You’ll know soon enough, thought Tanner grimly. “Just a few dives,” he said as casually as possible. “Just something to run the F/7 through its paces. Routine.”
Over the next few days, Tanner had them do just that. They put the F/7 through its paces, first seeing how maneuverable it was gliding along the surface, then testing it in deeper waters. and then finally testing the drill and the pulverizers. It wasn’t the most maneuverable craft Hennessy had ever seen, but that wasn’t the point of a bathyscaphe: it had to be solid and able to withstand tremendous pressure when it dived deep. On the surface it bobbed drunkenly along, slowly tacking in the direction it wanted to go. Underwater it was better, more responsive.
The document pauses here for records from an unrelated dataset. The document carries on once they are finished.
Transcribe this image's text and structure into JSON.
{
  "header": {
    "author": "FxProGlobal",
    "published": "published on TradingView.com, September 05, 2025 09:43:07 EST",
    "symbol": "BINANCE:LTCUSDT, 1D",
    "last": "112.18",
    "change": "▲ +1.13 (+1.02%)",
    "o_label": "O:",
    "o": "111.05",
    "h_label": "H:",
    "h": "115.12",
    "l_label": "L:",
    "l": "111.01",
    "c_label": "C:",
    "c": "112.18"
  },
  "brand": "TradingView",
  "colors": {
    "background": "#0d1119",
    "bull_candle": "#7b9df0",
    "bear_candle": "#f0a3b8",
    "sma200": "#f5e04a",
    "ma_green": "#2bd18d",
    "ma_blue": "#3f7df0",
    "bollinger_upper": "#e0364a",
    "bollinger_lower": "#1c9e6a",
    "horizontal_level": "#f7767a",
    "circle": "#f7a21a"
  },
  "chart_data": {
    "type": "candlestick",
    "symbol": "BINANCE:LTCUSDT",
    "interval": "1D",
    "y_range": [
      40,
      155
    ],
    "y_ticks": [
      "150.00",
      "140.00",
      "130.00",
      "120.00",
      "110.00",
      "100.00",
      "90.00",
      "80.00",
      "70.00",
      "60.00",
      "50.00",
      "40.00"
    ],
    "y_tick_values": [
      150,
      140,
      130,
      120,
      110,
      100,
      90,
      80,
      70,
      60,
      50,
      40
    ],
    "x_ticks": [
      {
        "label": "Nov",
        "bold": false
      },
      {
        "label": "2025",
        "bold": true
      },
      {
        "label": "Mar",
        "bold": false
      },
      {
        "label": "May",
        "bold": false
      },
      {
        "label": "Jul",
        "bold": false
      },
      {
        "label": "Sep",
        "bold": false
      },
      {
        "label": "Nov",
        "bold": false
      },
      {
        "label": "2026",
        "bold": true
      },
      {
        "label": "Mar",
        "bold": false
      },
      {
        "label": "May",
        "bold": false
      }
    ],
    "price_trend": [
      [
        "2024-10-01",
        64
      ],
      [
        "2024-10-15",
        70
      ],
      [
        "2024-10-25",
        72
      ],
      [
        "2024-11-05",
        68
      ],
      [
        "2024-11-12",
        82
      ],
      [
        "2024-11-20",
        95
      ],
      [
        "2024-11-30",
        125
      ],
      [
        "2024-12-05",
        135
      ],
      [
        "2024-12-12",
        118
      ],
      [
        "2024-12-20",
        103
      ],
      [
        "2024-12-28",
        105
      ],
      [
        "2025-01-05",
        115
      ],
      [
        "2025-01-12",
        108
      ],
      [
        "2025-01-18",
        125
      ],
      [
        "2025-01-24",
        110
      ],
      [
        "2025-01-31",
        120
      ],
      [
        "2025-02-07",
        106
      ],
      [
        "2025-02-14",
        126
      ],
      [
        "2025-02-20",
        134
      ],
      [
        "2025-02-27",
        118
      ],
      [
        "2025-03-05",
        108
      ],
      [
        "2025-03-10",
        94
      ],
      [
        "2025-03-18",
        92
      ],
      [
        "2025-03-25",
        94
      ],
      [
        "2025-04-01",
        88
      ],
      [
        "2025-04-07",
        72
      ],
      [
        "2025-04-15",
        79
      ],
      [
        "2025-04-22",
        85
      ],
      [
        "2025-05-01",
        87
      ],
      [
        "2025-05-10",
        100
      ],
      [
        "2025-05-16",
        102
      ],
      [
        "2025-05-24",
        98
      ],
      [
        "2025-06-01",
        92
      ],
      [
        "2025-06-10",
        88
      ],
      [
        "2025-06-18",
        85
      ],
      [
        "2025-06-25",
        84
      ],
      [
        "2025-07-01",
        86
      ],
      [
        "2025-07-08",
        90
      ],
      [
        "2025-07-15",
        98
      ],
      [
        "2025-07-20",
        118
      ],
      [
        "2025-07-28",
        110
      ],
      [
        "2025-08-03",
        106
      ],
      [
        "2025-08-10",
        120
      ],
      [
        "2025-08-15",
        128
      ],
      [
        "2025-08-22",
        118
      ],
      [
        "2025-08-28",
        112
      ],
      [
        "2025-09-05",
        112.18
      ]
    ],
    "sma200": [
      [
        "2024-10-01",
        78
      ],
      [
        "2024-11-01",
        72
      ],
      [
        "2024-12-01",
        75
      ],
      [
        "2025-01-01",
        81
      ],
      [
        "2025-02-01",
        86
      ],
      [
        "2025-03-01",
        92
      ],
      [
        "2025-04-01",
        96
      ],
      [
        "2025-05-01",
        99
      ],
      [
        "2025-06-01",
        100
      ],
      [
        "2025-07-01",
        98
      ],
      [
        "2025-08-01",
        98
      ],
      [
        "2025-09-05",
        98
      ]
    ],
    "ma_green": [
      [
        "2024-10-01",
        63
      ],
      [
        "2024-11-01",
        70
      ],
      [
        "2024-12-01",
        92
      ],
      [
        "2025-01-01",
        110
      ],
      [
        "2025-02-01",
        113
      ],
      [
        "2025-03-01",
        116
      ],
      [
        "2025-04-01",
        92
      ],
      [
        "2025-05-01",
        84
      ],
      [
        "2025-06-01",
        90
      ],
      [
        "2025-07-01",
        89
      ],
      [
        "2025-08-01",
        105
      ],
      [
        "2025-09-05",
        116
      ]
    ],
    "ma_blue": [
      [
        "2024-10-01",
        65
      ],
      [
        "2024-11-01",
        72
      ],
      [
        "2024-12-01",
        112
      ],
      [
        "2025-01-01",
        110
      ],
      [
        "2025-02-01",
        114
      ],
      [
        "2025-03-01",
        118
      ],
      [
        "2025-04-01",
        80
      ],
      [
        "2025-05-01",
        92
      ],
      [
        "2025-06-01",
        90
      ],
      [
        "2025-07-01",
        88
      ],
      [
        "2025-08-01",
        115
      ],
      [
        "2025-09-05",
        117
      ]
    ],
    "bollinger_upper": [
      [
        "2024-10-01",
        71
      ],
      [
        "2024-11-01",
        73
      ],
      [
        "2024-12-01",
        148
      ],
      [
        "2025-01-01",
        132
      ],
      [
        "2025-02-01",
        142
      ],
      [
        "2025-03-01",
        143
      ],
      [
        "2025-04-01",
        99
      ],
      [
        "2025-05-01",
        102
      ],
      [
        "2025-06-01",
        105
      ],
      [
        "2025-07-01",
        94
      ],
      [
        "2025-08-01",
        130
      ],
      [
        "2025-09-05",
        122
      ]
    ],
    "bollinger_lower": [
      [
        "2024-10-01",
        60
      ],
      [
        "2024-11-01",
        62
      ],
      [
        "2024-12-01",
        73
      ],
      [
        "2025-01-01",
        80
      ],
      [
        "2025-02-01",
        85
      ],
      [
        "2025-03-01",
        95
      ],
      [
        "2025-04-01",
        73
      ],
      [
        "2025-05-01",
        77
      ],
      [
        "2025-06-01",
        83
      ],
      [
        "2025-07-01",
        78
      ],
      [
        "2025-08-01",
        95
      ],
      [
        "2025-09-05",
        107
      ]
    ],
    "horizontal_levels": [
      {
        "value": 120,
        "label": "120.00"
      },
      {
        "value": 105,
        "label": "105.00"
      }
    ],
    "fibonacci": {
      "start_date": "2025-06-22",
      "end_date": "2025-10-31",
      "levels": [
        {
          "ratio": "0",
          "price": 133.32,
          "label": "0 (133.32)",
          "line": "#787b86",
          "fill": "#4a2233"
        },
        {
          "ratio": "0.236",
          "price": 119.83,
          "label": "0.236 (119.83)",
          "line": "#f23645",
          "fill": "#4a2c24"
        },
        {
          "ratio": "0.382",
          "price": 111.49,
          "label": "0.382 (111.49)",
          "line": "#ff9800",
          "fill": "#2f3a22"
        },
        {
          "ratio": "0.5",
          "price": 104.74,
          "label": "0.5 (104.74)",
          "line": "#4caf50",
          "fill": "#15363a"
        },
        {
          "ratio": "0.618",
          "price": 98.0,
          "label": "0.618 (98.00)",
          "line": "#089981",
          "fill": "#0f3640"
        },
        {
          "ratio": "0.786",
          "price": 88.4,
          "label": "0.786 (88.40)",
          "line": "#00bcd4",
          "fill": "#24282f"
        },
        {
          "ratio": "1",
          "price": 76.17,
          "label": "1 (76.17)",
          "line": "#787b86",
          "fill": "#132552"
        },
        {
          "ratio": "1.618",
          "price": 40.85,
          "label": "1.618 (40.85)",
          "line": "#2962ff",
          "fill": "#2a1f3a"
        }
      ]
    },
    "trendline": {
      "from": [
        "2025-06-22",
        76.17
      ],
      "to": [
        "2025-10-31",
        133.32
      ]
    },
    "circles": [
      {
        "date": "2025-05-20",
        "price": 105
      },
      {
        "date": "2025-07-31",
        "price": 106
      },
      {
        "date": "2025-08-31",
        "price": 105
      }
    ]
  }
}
And it was best of all once they had it boring through mud and into rock. Even when the drill was on full and biting into hard rock, the craft was stable, hardly shaking at all. Rear thrusters kept it up against the rock, and the drill itself pulled them forward if the threading had anything to grab. Meanwhile the pulverizers turned the remaining rock into a fine gravel and forced it back to where it caught in the thrusters and kicked away or dissolved entirely. Hennessy claimed he’d never seen anything like it.